On Tuesday, the chief executive of the Defence Science and Technology Laboratory at Porton Down, a chemical weapons research laboratory near Salisbury, told Sky News that the laboratory had not yet identified "the precise source" of the nerve agent and thus was unable to say whether it had come from Russia.

Ulrich Schmid, a professor of Russian Culture and Society at St.Gallen University in Switzerland, also told CNBC Wednesday that he had doubts over state involvement in the attack.

"My contention is that it is quite unlikely that the Kremlin or even Putin ordered the poison attack in Salisbury. Skripal had been cut off for more than 10 years from classified information," Schmid noted.

"The timing of the attack is also indicative: It occurred two weeks before the presidential elections and three months before the World Cup. Such a scandal was clearly not in the best interest of the Kremlin," he said.

Rather, the academic said "an influential group within Russia may be responsible for the attack, just to show off their power to the Kremlin."

"Of course the Kremlin can't even come up with a similar allegation, because they would have to admit at the same time that they're not in control of things. If this scenario is true, the elites in the Kremlin would find themselves in a very awkward dilemma."

The possibility that Russia might not have been responsible for the attack could have grave ramifications, given the tough international response so far and show of solidarity towards the U.K.

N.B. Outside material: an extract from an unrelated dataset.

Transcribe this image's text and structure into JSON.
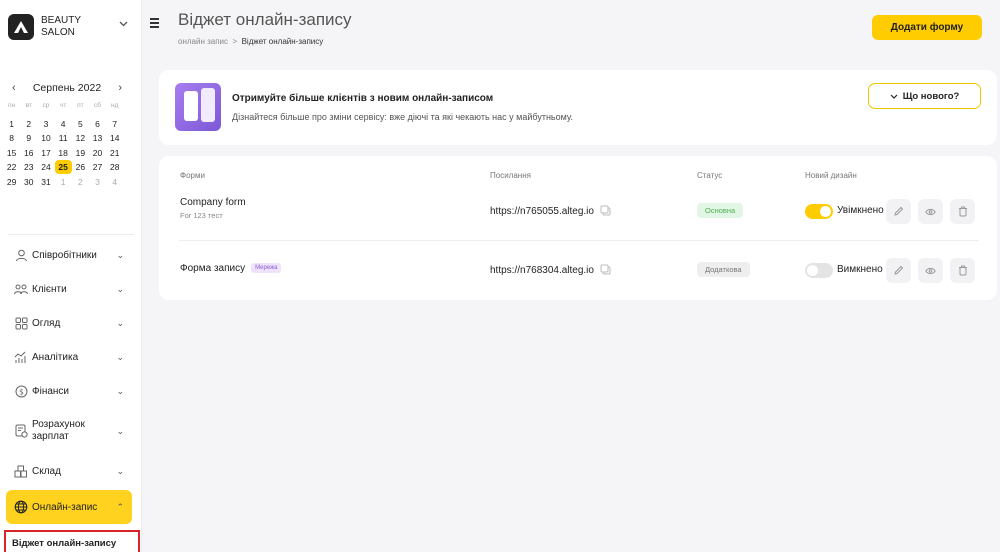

The U.K. expelled 23 Russian diplomats from the country following the attack, a move swiftly followed by a long list of countries doing the same.

Some countries in Europe — particularly long-term Russian allies including Bulgaria, Serbia and Greece — did not expel any diplomats, however.

Remarking on this earlier on Wednesday, Russian intelligence chief Naryshkin said "some European governments are not following London and Washington blindly but are instead choosing to carefully make sense of what happened."